We can produce competitive products - EABC chairperson

Mr Kassim Omar

As you take on the mantle, what key areas are you focusing on to ease doing business in the region?
One of the issues I want to look at is harmonising domestic taxes and free movement of persons. We want to see Ugandan workers, Tanzanian workers or Burundian workers seeking temporary employment crossing the borders to any of the member states freely.
But this has not been happening and it is inhibiting the principles of the Common Market which seeks for free movement of services, free movement of persons and free movement of capital. But we also want to see the EAC partner states harmonise the laws to control illicit trade in the region.
The laws are taking long yet we want them to be done very fast to improve trade in the region. Illicit trade has continued to affect industrial growth in the region going by substandard and counterfeit goods and products clogging our market.

What is stalling these processes?
The East African Community (EAC) is an independent organ and we have no capacity to push them to do things according to the speed of the private sector. Private sector is profit oriented and we want to see things done yesterday, not or tomorrow. We are now involving Heads of State in the challenges we are facing in doing business so that decisions are made quickly.

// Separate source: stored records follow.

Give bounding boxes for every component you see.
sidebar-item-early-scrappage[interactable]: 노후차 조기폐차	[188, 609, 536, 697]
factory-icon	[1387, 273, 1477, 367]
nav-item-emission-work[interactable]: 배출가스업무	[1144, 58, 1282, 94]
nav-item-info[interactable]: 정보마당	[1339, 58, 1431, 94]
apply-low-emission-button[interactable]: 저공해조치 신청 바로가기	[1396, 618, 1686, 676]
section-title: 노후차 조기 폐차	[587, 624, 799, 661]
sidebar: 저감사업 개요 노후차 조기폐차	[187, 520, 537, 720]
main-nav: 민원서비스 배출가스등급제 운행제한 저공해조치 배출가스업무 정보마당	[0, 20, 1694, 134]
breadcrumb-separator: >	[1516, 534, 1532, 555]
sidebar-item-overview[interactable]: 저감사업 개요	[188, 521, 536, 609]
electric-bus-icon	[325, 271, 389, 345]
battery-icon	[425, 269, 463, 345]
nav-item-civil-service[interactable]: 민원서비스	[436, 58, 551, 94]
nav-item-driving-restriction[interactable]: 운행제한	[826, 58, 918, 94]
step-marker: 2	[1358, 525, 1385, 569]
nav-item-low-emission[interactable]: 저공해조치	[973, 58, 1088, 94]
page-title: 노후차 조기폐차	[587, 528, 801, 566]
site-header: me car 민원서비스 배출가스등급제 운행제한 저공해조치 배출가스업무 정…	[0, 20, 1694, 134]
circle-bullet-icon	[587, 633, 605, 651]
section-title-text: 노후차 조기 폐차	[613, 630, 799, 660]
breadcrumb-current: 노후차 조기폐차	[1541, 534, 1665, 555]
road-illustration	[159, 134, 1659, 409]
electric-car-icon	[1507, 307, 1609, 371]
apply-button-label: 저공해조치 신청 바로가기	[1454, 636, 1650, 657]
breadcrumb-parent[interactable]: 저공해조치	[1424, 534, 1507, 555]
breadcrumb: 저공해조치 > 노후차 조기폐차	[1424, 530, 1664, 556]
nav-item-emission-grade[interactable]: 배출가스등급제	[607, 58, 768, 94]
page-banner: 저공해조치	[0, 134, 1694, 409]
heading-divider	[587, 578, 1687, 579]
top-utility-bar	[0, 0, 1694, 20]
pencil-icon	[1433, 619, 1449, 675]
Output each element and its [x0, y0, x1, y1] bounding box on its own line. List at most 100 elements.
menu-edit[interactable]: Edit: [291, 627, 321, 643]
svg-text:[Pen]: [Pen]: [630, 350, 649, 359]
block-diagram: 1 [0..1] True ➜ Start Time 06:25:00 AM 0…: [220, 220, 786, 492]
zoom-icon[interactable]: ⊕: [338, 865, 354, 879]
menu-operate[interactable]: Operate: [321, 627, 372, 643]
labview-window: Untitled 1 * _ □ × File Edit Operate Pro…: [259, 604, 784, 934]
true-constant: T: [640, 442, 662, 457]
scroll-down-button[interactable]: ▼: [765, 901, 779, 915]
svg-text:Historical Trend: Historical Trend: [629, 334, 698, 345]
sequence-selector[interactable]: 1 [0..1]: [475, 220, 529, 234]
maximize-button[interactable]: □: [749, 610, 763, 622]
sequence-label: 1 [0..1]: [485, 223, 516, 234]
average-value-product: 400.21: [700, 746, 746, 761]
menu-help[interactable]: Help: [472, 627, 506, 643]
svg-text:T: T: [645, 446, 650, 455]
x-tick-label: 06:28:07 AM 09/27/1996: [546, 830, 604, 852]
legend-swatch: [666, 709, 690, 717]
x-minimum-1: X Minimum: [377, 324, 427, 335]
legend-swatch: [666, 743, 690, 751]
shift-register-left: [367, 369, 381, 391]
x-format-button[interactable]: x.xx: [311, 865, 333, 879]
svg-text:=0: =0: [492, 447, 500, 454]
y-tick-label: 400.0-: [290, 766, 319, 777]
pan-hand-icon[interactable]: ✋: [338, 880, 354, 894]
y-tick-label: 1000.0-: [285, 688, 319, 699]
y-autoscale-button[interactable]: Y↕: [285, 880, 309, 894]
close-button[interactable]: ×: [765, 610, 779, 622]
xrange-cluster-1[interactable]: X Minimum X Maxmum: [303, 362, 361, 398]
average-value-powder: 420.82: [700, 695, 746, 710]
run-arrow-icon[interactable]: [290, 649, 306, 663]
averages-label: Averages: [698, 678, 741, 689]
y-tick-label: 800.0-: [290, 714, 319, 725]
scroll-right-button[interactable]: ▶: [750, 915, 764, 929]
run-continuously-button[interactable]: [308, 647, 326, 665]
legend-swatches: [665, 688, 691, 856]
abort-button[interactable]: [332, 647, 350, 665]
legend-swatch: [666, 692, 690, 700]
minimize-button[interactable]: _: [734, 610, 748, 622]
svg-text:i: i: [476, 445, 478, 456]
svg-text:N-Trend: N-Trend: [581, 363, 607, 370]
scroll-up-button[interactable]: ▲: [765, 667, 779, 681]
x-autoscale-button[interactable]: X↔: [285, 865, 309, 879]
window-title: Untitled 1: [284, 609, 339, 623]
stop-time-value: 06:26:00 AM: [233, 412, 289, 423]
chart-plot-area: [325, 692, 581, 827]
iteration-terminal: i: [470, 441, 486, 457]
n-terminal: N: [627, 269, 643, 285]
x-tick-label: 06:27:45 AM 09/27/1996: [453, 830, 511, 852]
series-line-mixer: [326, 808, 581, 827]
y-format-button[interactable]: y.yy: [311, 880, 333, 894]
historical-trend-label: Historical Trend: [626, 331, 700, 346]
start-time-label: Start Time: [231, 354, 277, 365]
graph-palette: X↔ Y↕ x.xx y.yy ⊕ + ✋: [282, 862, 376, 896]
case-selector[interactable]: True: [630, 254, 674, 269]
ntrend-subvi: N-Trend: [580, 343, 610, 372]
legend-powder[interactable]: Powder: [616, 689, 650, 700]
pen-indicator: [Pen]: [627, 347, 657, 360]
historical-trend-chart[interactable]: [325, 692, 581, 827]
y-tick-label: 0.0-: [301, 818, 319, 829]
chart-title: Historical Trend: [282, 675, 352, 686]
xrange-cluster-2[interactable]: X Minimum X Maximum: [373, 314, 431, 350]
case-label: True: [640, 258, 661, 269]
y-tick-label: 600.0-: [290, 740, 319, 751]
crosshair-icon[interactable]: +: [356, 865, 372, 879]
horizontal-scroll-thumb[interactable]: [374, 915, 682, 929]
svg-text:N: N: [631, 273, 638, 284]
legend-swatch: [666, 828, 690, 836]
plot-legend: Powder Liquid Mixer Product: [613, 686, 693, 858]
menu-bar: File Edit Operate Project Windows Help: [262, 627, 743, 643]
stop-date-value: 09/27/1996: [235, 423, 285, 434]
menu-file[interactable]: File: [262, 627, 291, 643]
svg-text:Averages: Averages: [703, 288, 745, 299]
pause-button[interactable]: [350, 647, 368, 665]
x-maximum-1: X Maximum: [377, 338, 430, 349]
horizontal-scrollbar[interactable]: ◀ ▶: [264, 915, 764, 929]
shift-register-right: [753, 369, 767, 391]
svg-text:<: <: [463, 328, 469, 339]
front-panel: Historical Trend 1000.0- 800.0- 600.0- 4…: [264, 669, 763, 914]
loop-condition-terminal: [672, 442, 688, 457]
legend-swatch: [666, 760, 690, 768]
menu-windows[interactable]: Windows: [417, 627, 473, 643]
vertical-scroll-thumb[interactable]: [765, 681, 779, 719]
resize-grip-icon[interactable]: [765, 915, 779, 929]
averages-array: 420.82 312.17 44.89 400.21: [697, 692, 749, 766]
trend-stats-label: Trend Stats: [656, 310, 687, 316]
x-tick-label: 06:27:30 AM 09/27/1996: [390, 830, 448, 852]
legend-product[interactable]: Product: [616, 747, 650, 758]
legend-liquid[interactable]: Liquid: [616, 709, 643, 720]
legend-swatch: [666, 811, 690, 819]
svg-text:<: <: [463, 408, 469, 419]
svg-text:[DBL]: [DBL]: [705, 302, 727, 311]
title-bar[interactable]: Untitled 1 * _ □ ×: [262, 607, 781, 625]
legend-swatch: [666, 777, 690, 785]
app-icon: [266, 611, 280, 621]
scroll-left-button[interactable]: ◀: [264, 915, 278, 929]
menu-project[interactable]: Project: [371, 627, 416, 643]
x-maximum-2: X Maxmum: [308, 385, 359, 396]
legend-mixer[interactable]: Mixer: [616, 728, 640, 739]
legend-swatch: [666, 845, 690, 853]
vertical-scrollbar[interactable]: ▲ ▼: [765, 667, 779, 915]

How are you going to boost intra-regional trade as a Council?
I am glad to mention that intra-regional trade is booming among the member states. For example exports from Uganda to other member states have gone up. Likewise, Uganda no longer imports as much as it used to outside the region.
Kenya, Uganda and Tanzania continue to dominate intra-East African Community trade even though its value fell from $5.8 billion (Shs20.8 trillion) in 2013 to $5.63 billion (Shs20.1 trillion) in 2014.
Intra-EAC trade is mainly dominated by agricultural commodities such as coffee, tea, tobacco, cotton, rice, maize, and wheat flour and manufactured goods such as, cement, petroleum products, textiles, sugar, beer and salt.
But there are still challenges with trade in terms of making a choice on what product a consumer wants, the private sector has little or no authority to decide for them. However as a Council, we have strategies that are on-going to promote the local consumers to buy their own through ‘Buy East Africa, Build East Africa’ (BEABEA).
There is challenge of illicit trade and most of it originates from outside the region. We have seen counterfeits undermining the growth and potential of our local industries.

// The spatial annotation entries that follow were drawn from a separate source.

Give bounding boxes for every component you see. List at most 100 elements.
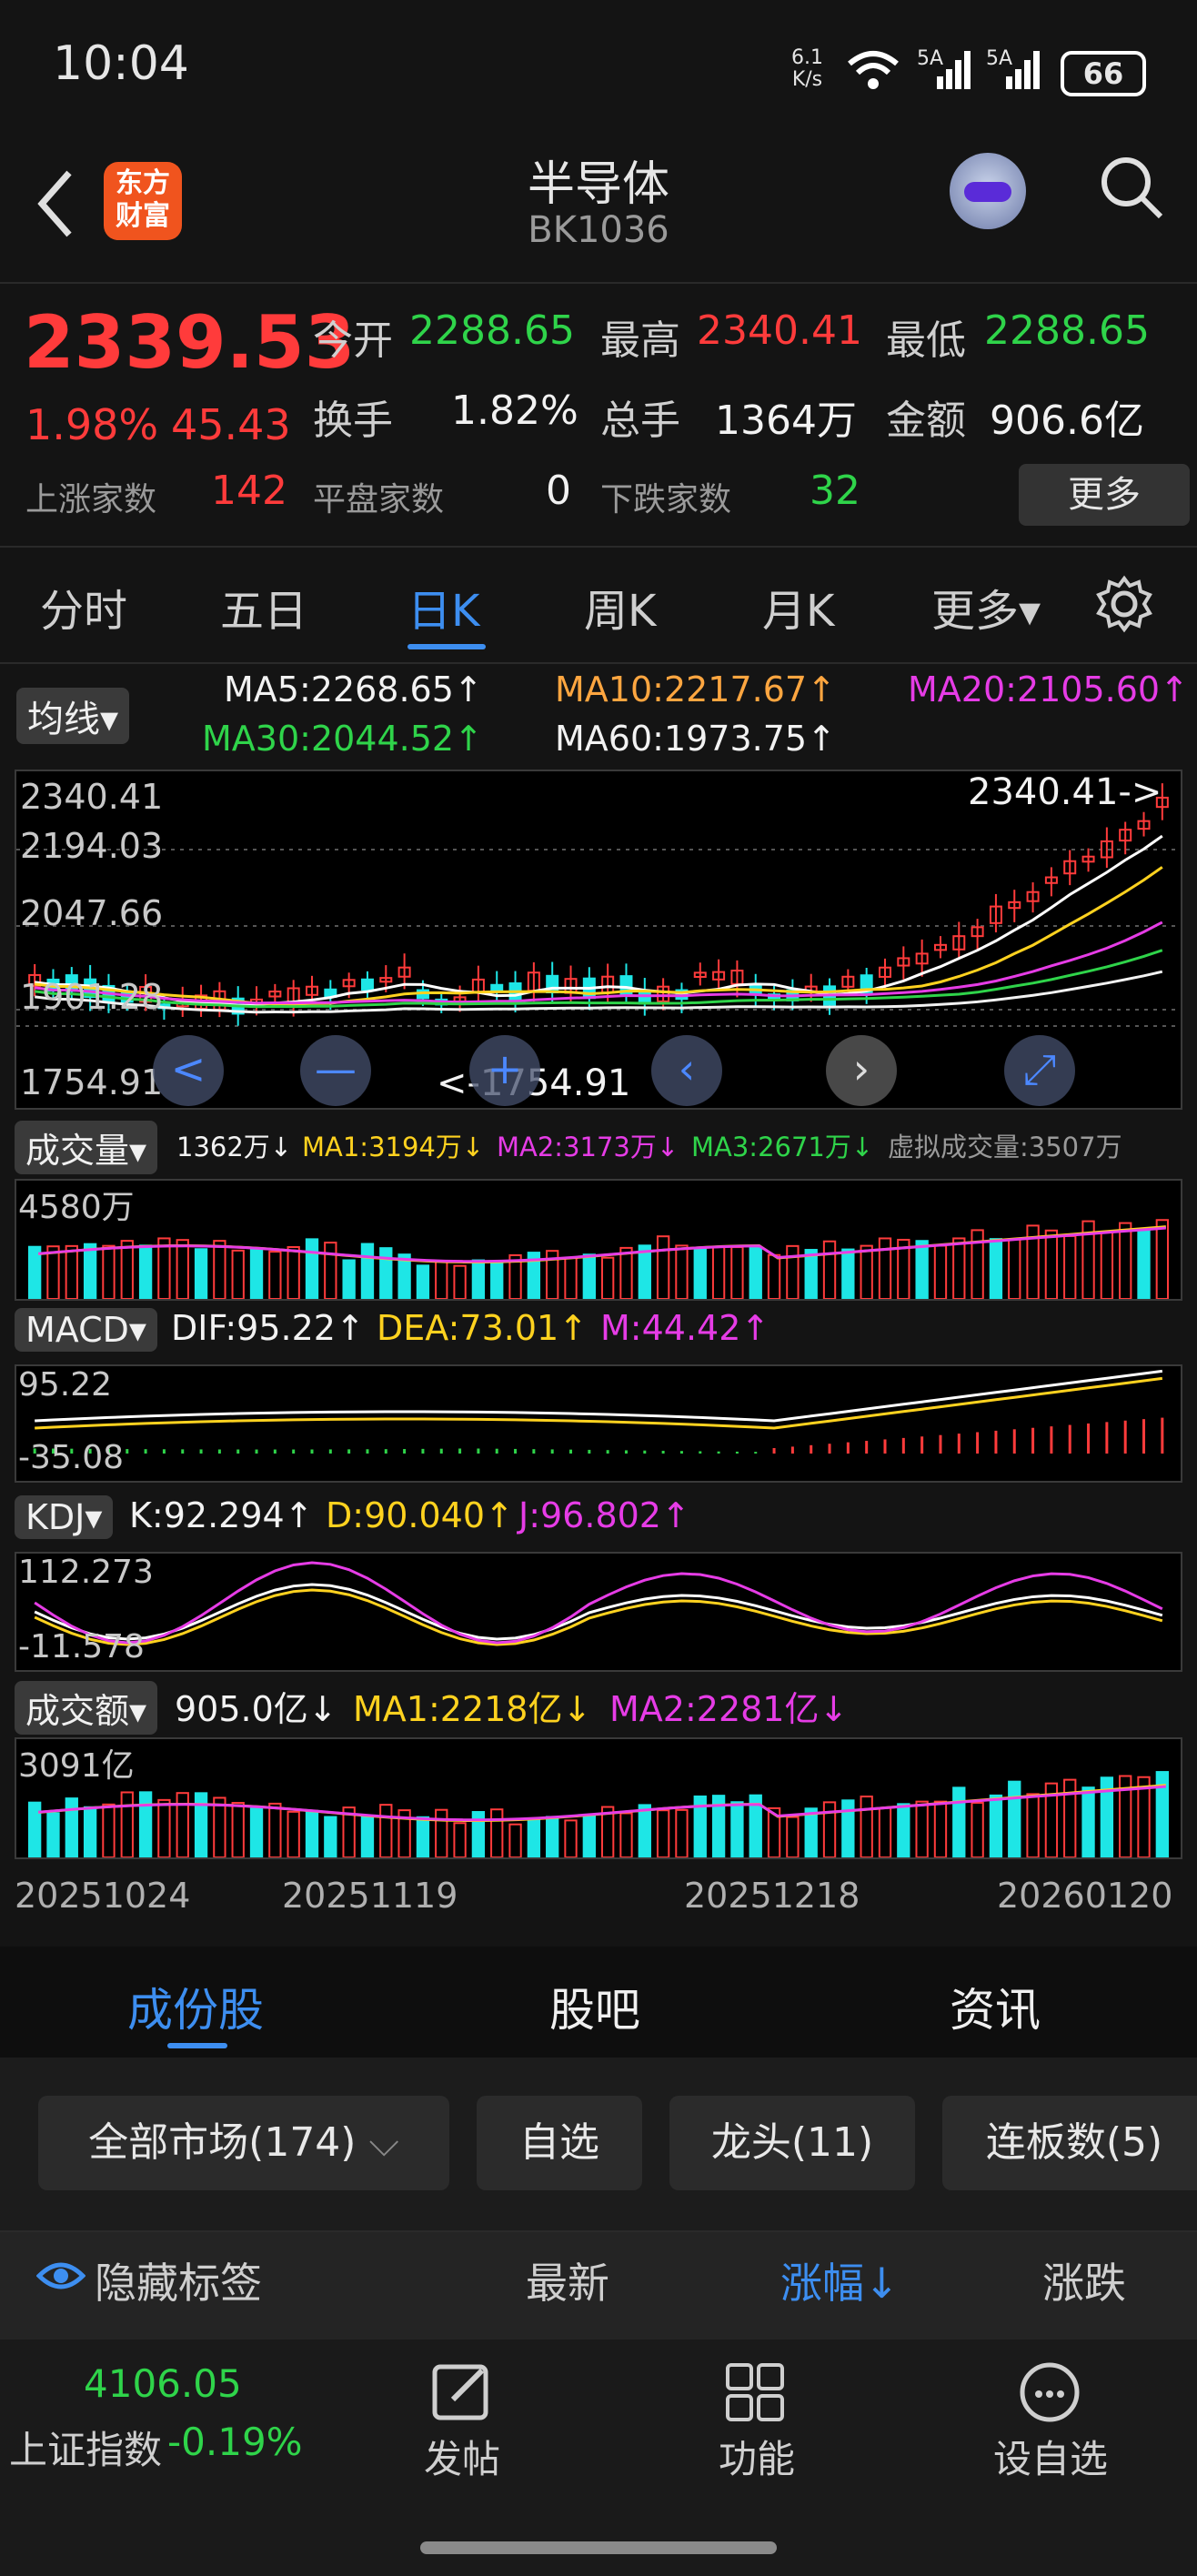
amount-bar xyxy=(324,1816,337,1858)
amount-bar xyxy=(416,1816,430,1858)
volume-bar xyxy=(582,1253,597,1301)
fullscreen-button[interactable]: ⤢ xyxy=(1004,1035,1075,1106)
amount-bar xyxy=(619,1812,633,1859)
tab-monthly-k[interactable]: 月K xyxy=(762,575,834,639)
index-value[interactable]: 4106.05 xyxy=(84,2361,242,2406)
ma30-value: MA30:2044.52↑ xyxy=(202,719,483,759)
index-name[interactable]: 上证指数 xyxy=(9,2420,162,2475)
volume-bar xyxy=(1155,1219,1169,1300)
sort-latest[interactable]: 最新 xyxy=(526,2250,609,2310)
volume-bar xyxy=(120,1240,134,1300)
amount-bar xyxy=(971,1801,984,1858)
settings-gear-icon[interactable] xyxy=(1095,575,1153,633)
sort-change[interactable]: 涨跌 xyxy=(1042,2250,1126,2310)
macd-chart[interactable]: 95.22 -35.08 xyxy=(15,1364,1182,1483)
amount-bar xyxy=(804,1807,818,1859)
macd-bottom-label: -35.08 xyxy=(18,1439,125,1476)
net-speed-unit: K/s xyxy=(791,68,823,91)
kline-chart[interactable]: 2340.41 2194.03 2047.66 1901.28 1754.91 … xyxy=(15,770,1182,1110)
amount-canvas xyxy=(28,1771,1169,1859)
tab-intraday[interactable]: 分时 xyxy=(40,575,127,639)
scroll-left-button[interactable]: ‹ xyxy=(651,1035,722,1106)
ma-selector[interactable]: 均线▾ xyxy=(16,688,130,744)
macd-dif-line xyxy=(35,1369,1163,1423)
volume-bar xyxy=(213,1240,226,1300)
battery-icon: 66 xyxy=(1061,51,1146,96)
tab-more[interactable]: 更多▾ xyxy=(931,575,1041,639)
assistant-robot-icon[interactable] xyxy=(950,153,1026,229)
hide-tags-toggle[interactable]: 隐藏标签 xyxy=(95,2250,262,2310)
kdj-bottom-label: -11.578 xyxy=(18,1628,145,1665)
volume-bar xyxy=(379,1247,393,1300)
chevron-down-icon: ⌵ xyxy=(368,2119,399,2166)
macd-selector[interactable]: MACD▾ xyxy=(15,1308,157,1352)
date-label-2: 20251119 xyxy=(282,1876,458,1916)
divider xyxy=(0,546,1197,548)
zoom-minus-button[interactable]: — xyxy=(300,1035,371,1106)
zoom-out-left-button[interactable]: < xyxy=(153,1035,224,1106)
sort-change-percent[interactable]: 涨幅↓ xyxy=(780,2250,900,2310)
tab-weekly-k[interactable]: 周K xyxy=(584,575,656,639)
amount-bar xyxy=(564,1819,578,1858)
eye-icon[interactable] xyxy=(36,2258,86,2294)
amount-selector[interactable]: 成交额▾ xyxy=(15,1681,158,1735)
volume-bar xyxy=(360,1243,375,1300)
amount-bar xyxy=(730,1801,744,1859)
amount-chart[interactable]: 3091亿 xyxy=(15,1737,1182,1859)
scroll-right-button[interactable]: › xyxy=(826,1035,897,1106)
volume-ma1: MA1:3194万↓ xyxy=(302,1132,485,1162)
tab-five-day[interactable]: 五日 xyxy=(220,575,307,639)
more-button[interactable]: 更多 xyxy=(1019,464,1190,526)
filter-all-markets[interactable]: 全部市场(174) ⌵ xyxy=(38,2096,449,2190)
volume-bar xyxy=(65,1244,78,1300)
volume-bar xyxy=(656,1235,670,1300)
volume-bar xyxy=(176,1239,189,1300)
search-icon[interactable] xyxy=(1097,153,1166,222)
amount-bar xyxy=(138,1791,153,1859)
volume-selector[interactable]: 成交量▾ xyxy=(15,1121,158,1174)
filter-watchlist[interactable]: 自选 xyxy=(477,2096,642,2190)
filter-consecutive-limit[interactable]: 连板数(5) xyxy=(942,2096,1197,2190)
volume-bar xyxy=(711,1246,726,1300)
volume-chart[interactable]: 4580万 xyxy=(15,1179,1182,1301)
candle-body xyxy=(490,983,504,991)
volume-bar xyxy=(138,1244,153,1301)
volume-bar xyxy=(693,1247,707,1300)
volume-max-label: 4580万 xyxy=(18,1189,135,1226)
kdj-chart[interactable]: 112.273 -11.578 xyxy=(15,1552,1182,1672)
amount-bar xyxy=(527,1819,541,1858)
tab-daily-k[interactable]: 日K xyxy=(407,575,479,639)
volume-bar xyxy=(1008,1238,1021,1300)
add-watchlist-icon[interactable] xyxy=(1017,2361,1084,2423)
ma60-value: MA60:1973.75↑ xyxy=(555,719,836,759)
date-label-1: 20251024 xyxy=(15,1876,191,1916)
tab-news[interactable]: 资讯 xyxy=(950,1974,1041,2039)
compose-post-icon[interactable] xyxy=(428,2361,500,2423)
tab-forum[interactable]: 股吧 xyxy=(549,1974,640,2039)
volume-bar xyxy=(342,1259,356,1300)
tab-constituents[interactable]: 成份股 xyxy=(127,1974,264,2039)
amount-ma2: MA2:2281亿↓ xyxy=(609,1689,849,1729)
current-price: 2339.53 xyxy=(24,300,356,385)
macd-dif: DIF:95.22↑ xyxy=(171,1308,365,1348)
turnover-label: 换手 xyxy=(313,397,393,444)
filter-leaders[interactable]: 龙头(11) xyxy=(669,2096,915,2190)
index-change-percent[interactable]: -0.19% xyxy=(167,2420,303,2464)
amount-bar xyxy=(490,1808,504,1858)
kdj-selector[interactable]: KDJ▾ xyxy=(15,1495,114,1539)
amount-bar xyxy=(1026,1793,1040,1858)
volume-current: 1362万↓ xyxy=(176,1132,293,1162)
divider xyxy=(0,662,1197,664)
volume-bar xyxy=(102,1244,116,1301)
zoom-plus-button[interactable]: + xyxy=(469,1035,540,1106)
add-watchlist-button[interactable]: 设自选 xyxy=(993,2429,1108,2484)
volume-ma2: MA2:3173万↓ xyxy=(497,1132,679,1162)
kdj-j: J:96.802↑ xyxy=(518,1495,690,1535)
functions-grid-icon[interactable] xyxy=(724,2361,788,2423)
post-button[interactable]: 发帖 xyxy=(424,2429,500,2484)
functions-button[interactable]: 功能 xyxy=(719,2429,795,2484)
volume-bar xyxy=(324,1242,337,1300)
down-count-label: 下跌家数 xyxy=(600,481,732,518)
amount-bar xyxy=(379,1804,393,1858)
change-amount: 45.43 xyxy=(171,400,291,449)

How is the Council prepared to address the never-ending non-tariff barriers to increase Intra-regional trade?
It’s the implementers of the laws to work with us.The removal of NTBs is an on-going process because once you remove one, another comes. This is one of our core roles as EABC to identify the NTBs and bring them to the authorities for action. But to as a Council, we need sufficient capacity to address these challenges we are experiencing.

You mention that EABC is going to promote BEABEA, yet at the member country level they’re similar campaigns such as BUBU for Uganda and BKBK for Kenya? Isn’t this going to cause conflict?
There will not be any conflict because you produce in your own country and sell to the region. If you produce and sell to Kenya or Kenya produces and sells to Uganda, which has been the case, then we are building East Africa.
The idea is to inculcate or change the culture and mindset of our people to focus on East Africa.

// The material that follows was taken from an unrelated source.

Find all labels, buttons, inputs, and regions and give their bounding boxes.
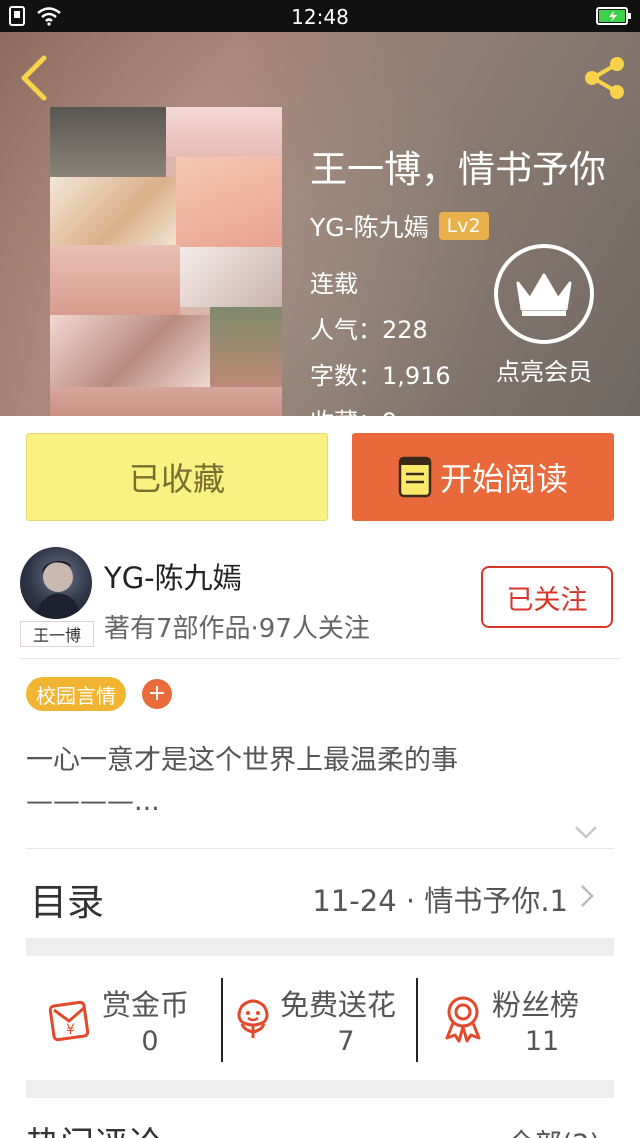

Why should you import body oils from Europe, Dubai or South Africa- when you can get them from Samona or Movit?
The question is the variance: Why would Kenyans or Tanzanians buy from West Africa and not from Uganda? This is the agenda we are trying to carry forward to encourage BEABEA to save our resources from leaving our region. This mindset should change and the result of this will be growing the EAC economies.

But the implementation of these initiatives is slow. How is EABC going to spur these strategies in a competitive world?
There is change taking place and changing mindset is a gradual process. Trade in the EAC region is liberalised-there is freedom of enterprise because of that you cannot force people to buy what they are not willing or ready to buy but encourage them to buy locally produced products.
So as the private sector, we are putting at the forefront these initiatives which encourage the population to buy their own. It is beyond our mandate to impose on people what they would wish to consume.
We would limit ourselves to providing benchmarks, promoting and ensuring there is a conducive and enabling environment. But the only way we can learn to love our products is to love them and this will build good brands. If we continue to buy foreign products, then the local capacities will be affected. We have the capacity and standards to produce standard products which are competitive. But our local companies are producing below capacity because there is low demand from local consumers.